To the people leading the medical and Rotary Club teams, the story is about a Third World country where the need is so great, it’s nearly unfathomable for anyone who hasn’t seen it first-hand.
Dr. Jeff Monda, Medical Center urologist who has made the trip for several years, said two years after the earthquake, donations to Haiti have slowed to a simmer, despite the continuing need. “You hear in the media a lot how nothing has been done, but that’s not true,” he said.
Monda said from a medical perspective, the need will never be met.
“We’ll get down there on Saturday, and go right to the clinic, and there will be 100 people there waiting in the hot sun. Some have come from the farthest reaches of the country,” he said. “You never get through all the patients. They’ll keep lining up and lining up, and they will always be there.”
Monda said the lack of clean water is one of the most fundamental problems the country faces.
“There are parts of Haiti that were severely affected by the earthquake, and parts that were untouched. But they all have bad water,” he said.
Cholera is a huge problem, he said. The World Health Organization reported 179,379 cases in 2010.
Because of the bad water, “Little babies still die in Haiti because they have diarrhea,” Monda said.

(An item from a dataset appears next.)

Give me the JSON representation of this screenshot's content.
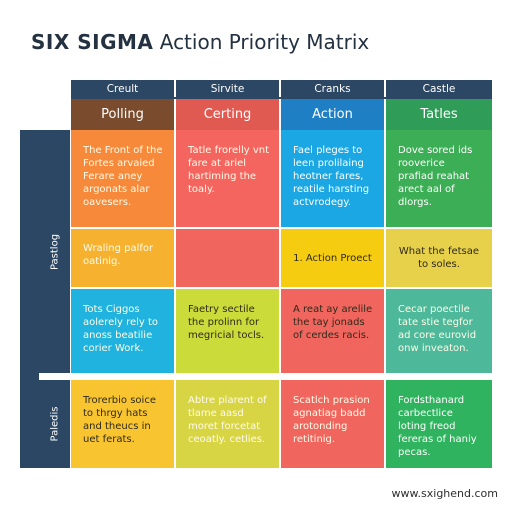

It ties with pneumonia as the second leading cause of death in children under five years old, according to the World Health Organization. It’s a country where 87 children out of every 1,000 die in their first five years, compared with 8 per 1,000 in the United States.
Monda said the Rotary Club’s efforts are helping to prevent some of the medical problems.
Last year, the Rotary brought 30 water purification systems to the country, and gave them to orphanages and schools, said Garry Arseneault, chairman of the Downtown Wenatchee Rotary’s world community service committee.
This year, they’ve purchased 100, and hope to distribute a few more complex purification systems that sterilize water to clinics and medical centers, and one, larger purification system to a community of about 2,000 people who use a single hand-pump well.
The Rotary is also providing $1,000 to the medical team so it can bring supplies that often aren’t available in Haiti. Last year, the medical team used part of the money to buy devices that can revive someone who is dying from dehydration, a common result of diarrhea from drinking impure water.
The Rotary also started a micro-financing loan program, which offers loans of up to $50 to women who make greeting cards and selling other goods on the street. Arseneault said the women use the loans to buy materials. He said they’d like to expand that program.
Finally, the Rotary hopes to start a new scholarship program for nursing students. Arseneault said people can sponsor a nurse for $2,000 a year, which includes tuition, books, room and board.
Arseneault said the problems in Haiti seem so overwhelming, his group wasn’t sure how it could help at first. “One of the focuses of Rotary is, we do not throw money at it and walk away. We will not get involved in a project unless we can truly help. Rotary is about boots on the ground,” he said.
But after exploring the problems, he said, they decided that clean water could help improve living conditions on a number of levels.
“We’ve got a chance to make some meaningful changes in Haiti,” he added.